Hausknecht, J. P., Day, D. V., & Thomas, S. C. (2004). Reaktionen von Bewerbern auf Auswahlverfahren: Ein aktualisiertes Modell und eine Meta-Analyse. Personalpsychologie, 57, 639-683.

Hermelin, E., Lievens, F. und Robertson, I.T. (2007) The validity of assessment centres for the prediction of supervisory performance. International Journal of Selection and Assessment, 15, 405-411.

Hughes, D., Riley, P., Shalfrooshan, A., Gibbons, A. und Thornton, G. (2012) A Global Survey of Assessment Centre Practices: Ein Forschungsbericht von a&dc und der Colorado State University.

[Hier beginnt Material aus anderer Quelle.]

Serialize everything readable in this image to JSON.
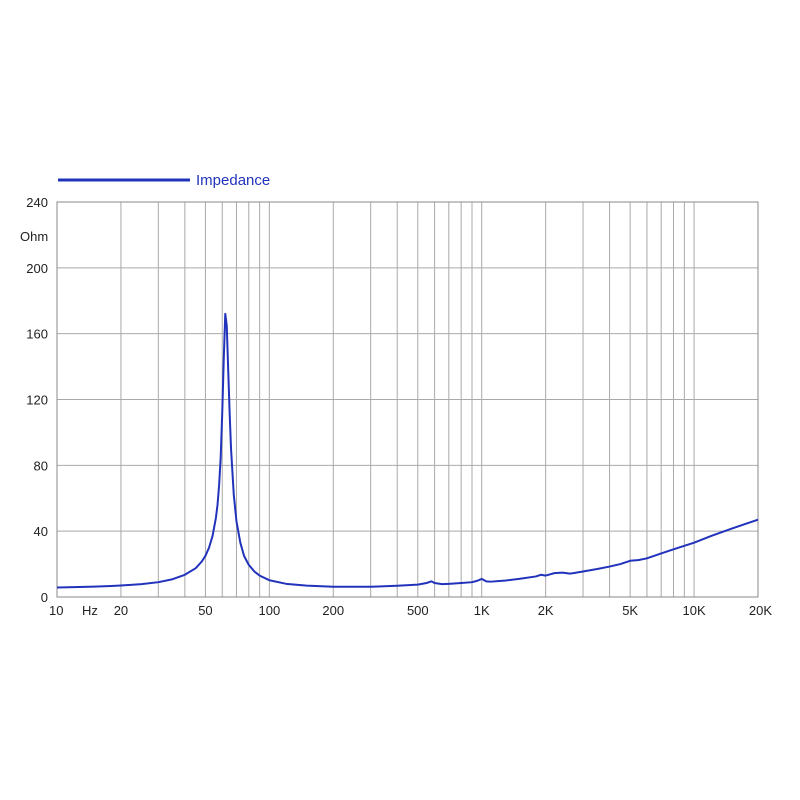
{
  "chart_data": {
    "type": "line",
    "title": "",
    "xlabel": "Hz",
    "ylabel": "Ohm",
    "x_scale": "log",
    "xlim": [
      10,
      20000
    ],
    "ylim": [
      0,
      240
    ],
    "grid": true,
    "legend": "top-left",
    "x_ticks": [
      {
        "value": 10,
        "label": "10"
      },
      {
        "value": 20,
        "label": "20"
      },
      {
        "value": 50,
        "label": "50"
      },
      {
        "value": 100,
        "label": "100"
      },
      {
        "value": 200,
        "label": "200"
      },
      {
        "value": 500,
        "label": "500"
      },
      {
        "value": 1000,
        "label": "1K"
      },
      {
        "value": 2000,
        "label": "2K"
      },
      {
        "value": 5000,
        "label": "5K"
      },
      {
        "value": 10000,
        "label": "10K"
      },
      {
        "value": 20000,
        "label": "20K"
      }
    ],
    "y_ticks": [
      0,
      40,
      80,
      120,
      160,
      200,
      240
    ],
    "series": [
      {
        "name": "Impedance",
        "color": "#2233bb",
        "x": [
          10,
          12,
          15,
          18,
          20,
          25,
          30,
          35,
          40,
          45,
          48,
          50,
          52,
          54,
          56,
          57,
          58,
          59,
          60,
          61,
          62,
          63,
          64,
          65,
          66,
          68,
          70,
          73,
          76,
          80,
          85,
          90,
          100,
          120,
          150,
          200,
          300,
          400,
          500,
          550,
          580,
          600,
          650,
          700,
          800,
          900,
          950,
          1000,
          1050,
          1100,
          1300,
          1500,
          1800,
          1900,
          2000,
          2100,
          2200,
          2400,
          2600,
          2700,
          3000,
          3500,
          4000,
          4500,
          5000,
          5500,
          6000,
          7000,
          8000,
          10000,
          12000,
          15000,
          18000,
          20000
        ],
        "values": [
          5.8,
          6.0,
          6.3,
          6.7,
          7.0,
          7.8,
          9.0,
          10.8,
          13.5,
          17.5,
          21.5,
          25,
          30,
          37,
          48,
          56,
          68,
          85,
          112,
          145,
          172,
          165,
          138,
          112,
          90,
          62,
          46,
          33,
          25,
          19.5,
          15.5,
          13,
          10.2,
          8.0,
          6.9,
          6.2,
          6.2,
          6.8,
          7.5,
          8.5,
          9.5,
          8.5,
          7.8,
          8.0,
          8.5,
          9.0,
          9.8,
          11.0,
          9.5,
          9.3,
          10.0,
          11.0,
          12.5,
          13.5,
          13.0,
          13.8,
          14.5,
          14.8,
          14.2,
          14.5,
          15.5,
          17.0,
          18.5,
          20.0,
          22.0,
          22.5,
          23.5,
          26.5,
          29.0,
          33.0,
          37.0,
          41.5,
          45.0,
          47.0
        ]
      }
    ]
  }
}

Krause, D.E., Kersting, M., Heggestad, E.D. und Thornton, G.C. III (2006). Inkrementelle Validität von Assessment-Center-Bewertungen gegenüber kognitiven Fähigkeitstests: A study at the executive management level International Journal of Selection and Assessment, 14, 360-371.

McFarland, L. A., Ryan, A. M., & Kriska, S. D. (2003). Einsatz und Wirksamkeit von Impression Management bei verschiedenen Beurteilungsmethoden. Zeitschrift für Management, 29, 641-661.

Pritchard, S. und Riley, R. (2011) Fit For Purpose? Considerations when using ‚Off-the-shelf‘ versus ‚Customised‘ Simulation Exercises in N. Povah and G.C. Thornton III Assessment Centres and Global Talent Management, Gower.

Schlebusch, S., & Roodt, G. (2008). Assessment-Center: Wachstumspotenziale erschließen. Selection (S. 243-264). Blackwell Publishing.

Thornton, G.C. III und Rupp, D.E. 2006. Assessment Centers im Personalmanagement: Strategies for Prediction, Diagnosis and Development. Mahwah, NJ, Lawrence Erlbaum Associates.

Thornton, GC III und Potemra, M. 2010. Nützlichkeit eines Assessment Centers für die Beförderung von Polizeibeamten. Öffentliches Personalmanagement, 39, 59-69.

Tziner, A., Meir, E. I., Dahan, M., und Barati, A. (1994) An investigation of the predictive validity and economic utility of the assessment center for the high management level. Canadian Journal of Behavioural Science, 26, 228-245.